# Photographing furniture



## riany (Jul 31, 2003)

Hello,

I want to make photos of some furniture items as close as what they do in expensive catalogs. I have two lamps 500 watts each but these cast sharp shadows. I made two large reflectors using aluminum foil but these don't give enough lighting. Furniture is coated with woodgrain-like coating which is not embossed and is fairly reflective, so if there isn't a huge amount of light, it looks almost like it's solid color.

I ordered an umbrella and I'm waiting for it now but I was hoping to get some advice from experienced folks!

Do I need more powerful light? More umbrellas?

I also ordered a tripod, and I hope to try to take picture with longer shutter speed (is that how it's called?)..

Is umbrella used to cast the light that is uniform enough for background to be cut out in photoshop using magic wand? I see in catalogs they sometimes have pieces of furniture on perfectly white background, I assume they cut it out somehow?

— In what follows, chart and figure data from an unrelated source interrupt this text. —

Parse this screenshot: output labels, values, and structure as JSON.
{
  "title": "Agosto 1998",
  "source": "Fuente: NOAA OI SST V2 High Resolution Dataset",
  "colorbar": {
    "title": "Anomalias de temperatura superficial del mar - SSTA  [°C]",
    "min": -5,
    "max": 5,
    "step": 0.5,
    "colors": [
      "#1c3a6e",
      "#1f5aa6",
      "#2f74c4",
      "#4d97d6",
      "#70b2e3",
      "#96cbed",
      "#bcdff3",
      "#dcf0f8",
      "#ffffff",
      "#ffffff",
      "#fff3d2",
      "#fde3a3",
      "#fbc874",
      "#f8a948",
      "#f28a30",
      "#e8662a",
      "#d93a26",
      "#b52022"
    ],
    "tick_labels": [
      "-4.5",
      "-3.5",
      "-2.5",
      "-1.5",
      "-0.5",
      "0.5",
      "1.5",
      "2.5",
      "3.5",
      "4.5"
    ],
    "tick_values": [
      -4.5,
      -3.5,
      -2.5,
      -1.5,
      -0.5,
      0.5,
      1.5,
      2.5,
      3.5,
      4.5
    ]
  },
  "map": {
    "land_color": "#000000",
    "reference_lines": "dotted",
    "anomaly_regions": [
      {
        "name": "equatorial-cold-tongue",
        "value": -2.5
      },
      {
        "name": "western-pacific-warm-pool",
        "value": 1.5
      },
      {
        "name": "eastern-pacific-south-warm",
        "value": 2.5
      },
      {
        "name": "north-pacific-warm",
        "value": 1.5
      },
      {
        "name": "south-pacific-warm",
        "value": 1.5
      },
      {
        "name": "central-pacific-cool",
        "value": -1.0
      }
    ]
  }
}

I tried doing it in photoshop with quickmask but it doesn't look very good, you can see a little specks of background in some spots and in others I cut too much and it looks like the chest was gnawed on by termites.

Thanks,

 - Andrei


----------



## Dew (Jul 31, 2003)

im not sure how everybody does it, but i've watched my hubby complete a catelog for a toy company and it was lots of photoshop work... im sure u can almost attain the same results with the proper lighting ... he even had to fake shadows   ... and used lots of layers in photoshop for color richness...  keeping in mind that most of the time, the photos have to go to print and the client wants to represent their product under the best "light"


just one piece of advice for ya, in these catelogs, dont beleive that everything u see is "real"


----------



## riany (Aug 1, 2003)

Thanks Dew, I'll try photoshopping the hell out of it..


----------



## metroshane (Aug 1, 2003)

You also want to stay away from the sharp light.  If you have just two 500Watt lamps (too strong in my opinion) try hanging a white sheet in front of them to difuse the light.


----------